Hi,

I want to power a household-randomised, two-arm, post-exposure prophylaxis (PEP) trial where the primary outcome is proportion positive by day 14. We will identify a confirmed positive index-case & enroll all members of the household to either the standard of care (SOC) or intervention arm. Only houses with at least 2 household contacts will be enrolled (excluding the index case); individuals will be randomised at the household level & analysis will be at the individual level.

We estimate a control incidence of 15% & a minimum effect size of 50% (ie, an expected intervention proportion of 7.5%). The ICC between household members/clusters is expected to be 0.2. I use the user-written package, clustersampsi (findit clustersampsi), with the following command (power 0.8 & alpha 0.05):

Code:
clustersampsi, binomial samplesize p1(0.15) p2(0.075) m(2) rho(0.2) alpha(0.05) beta(0.8)
This suggests I need a minimum of 166 households (332 individuals) per arm.

Is there a way to account for fact that some households/clusters will have more than 2 households? I try using the "size_cv" option, but can't find a way to set that the minimum will be 2 & the variation will only be greater. Alternatively, I can just run the command again replacing "m(3)" to determine the number of clusters required at higher levels.

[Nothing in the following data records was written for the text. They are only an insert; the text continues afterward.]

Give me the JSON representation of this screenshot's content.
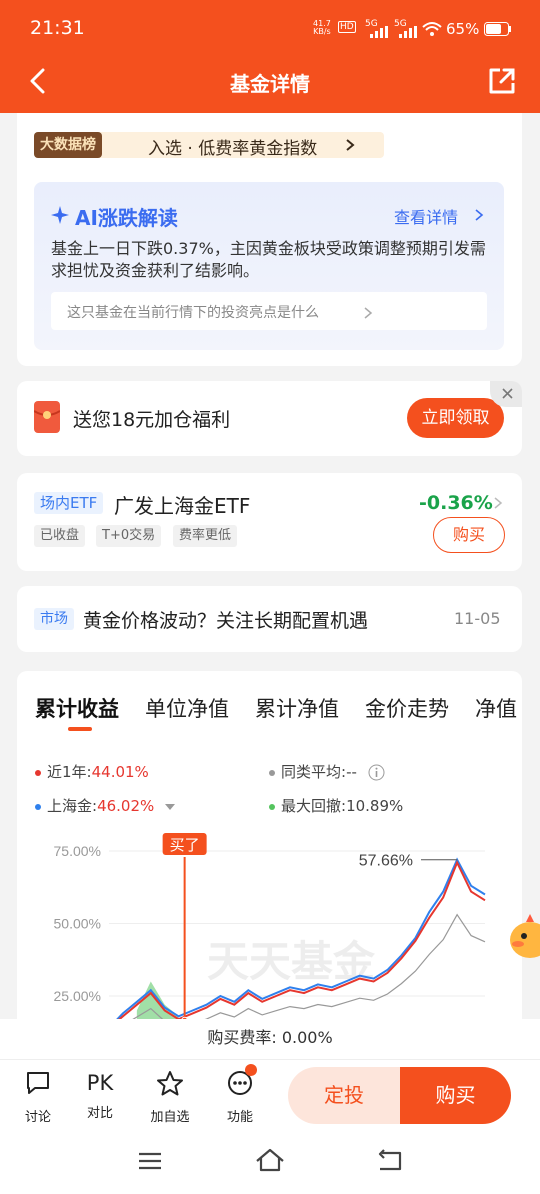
{
  "status_bar": {
    "time": "21:31",
    "net_speed_top": "41.7",
    "net_speed_unit": "KB/s",
    "hd": "HD",
    "sig1": "5G",
    "sig2": "5G",
    "battery": "65%"
  },
  "nav": {
    "title": "基金详情"
  },
  "rank_banner": {
    "badge": "大数据榜",
    "text": "入选 · 低费率黄金指数"
  },
  "ai": {
    "title": "AI涨跌解读",
    "link": "查看详情",
    "text": "基金上一日下跌0.37%，主因黄金板块受政策调整预期引发需求担忧及资金获利了结影响。",
    "prompt": "这只基金在当前行情下的投资亮点是什么"
  },
  "promo": {
    "text": "送您18元加仓福利",
    "button": "立即领取"
  },
  "etf": {
    "tag": "场内ETF",
    "name": "广发上海金ETF",
    "change": "-0.36%",
    "badges": [
      "已收盘",
      "T+0交易",
      "费率更低"
    ],
    "button": "购买"
  },
  "market": {
    "tag": "市场",
    "title": "黄金价格波动？关注长期配置机遇",
    "date": "11-05"
  },
  "tabs": [
    "累计收益",
    "单位净值",
    "累计净值",
    "金价走势",
    "净值"
  ],
  "legend": {
    "fund_label": "近1年:",
    "fund_value": "44.01%",
    "peer_label": "同类平均:",
    "peer_value": "--",
    "index_label": "上海金:",
    "index_value": "46.02%",
    "drawdown_label": "最大回撤:",
    "drawdown_value": "10.89%"
  },
  "chart_data": {
    "type": "line",
    "y_ticks": [
      "75.00%",
      "50.00%",
      "25.00%"
    ],
    "buy_marker": "买了",
    "peak_label": "57.66%",
    "watermark": "天天基金",
    "series": [
      {
        "name": "近1年",
        "color": "#e6372f",
        "values": [
          0,
          4,
          8,
          12,
          6,
          3,
          5,
          7,
          10,
          8,
          12,
          9,
          11,
          13,
          12,
          14,
          13,
          15,
          17,
          16,
          19,
          24,
          30,
          38,
          45,
          57,
          47,
          44
        ]
      },
      {
        "name": "上海金",
        "color": "#2f80ed",
        "values": [
          0,
          5,
          9,
          13,
          7,
          4,
          6,
          8,
          11,
          9,
          13,
          10,
          12,
          14,
          13,
          15,
          14,
          16,
          18,
          17,
          20,
          25,
          31,
          40,
          47,
          58,
          49,
          46
        ]
      }
    ],
    "colors": {
      "fund": "#e6372f",
      "index": "#2f80ed",
      "peer": "#999999",
      "drawdown": "#54c45e"
    }
  },
  "footer": {
    "fee_label": "购买费率:",
    "fee_value": "0.00%"
  },
  "bottom_bar": {
    "items": [
      "讨论",
      "对比",
      "加自选",
      "功能"
    ],
    "pk": "PK",
    "sip": "定投",
    "buy": "购买"
  }
}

I have tried writing a code to simulate the results (using previous examples on statalist), but have only managed to get as far as individual randomisation - I'm not sure how to incorporate the clusters & ICC - particularly with variable cluster sizes (say for example we expect 75% to have 2 members, 20% to have 3, & 5% to have 4). Does anyone have any advice on how to do this?

Code:
version 14.2
clear
set seed `=strreverse("123456789")'
cap program drop rctpower
program define rctpower, rclass
    
    version 14.2
    syntax , n1(integer)
    drop _all
    
    // simulate proportions
    quietly set obs `n1'
    generate byte trt = mod(_n, 2)
    generate double event = uniform() <0.15 if trt==0
    replace event = uniform() <0.075 if trt==1
    
    // test 
    tab trt event, row chi
        return scalar pval = r(p) < 0.05
       
end

local n1 = 556
quietly simulate pval = r(pval), reps(2000) nodots: rctpower , ///
    n1(`n1')    
summarize pval, meanonly    
display in smcl as text "Power = " as result %04.2f r(mean)

Thank you for any help!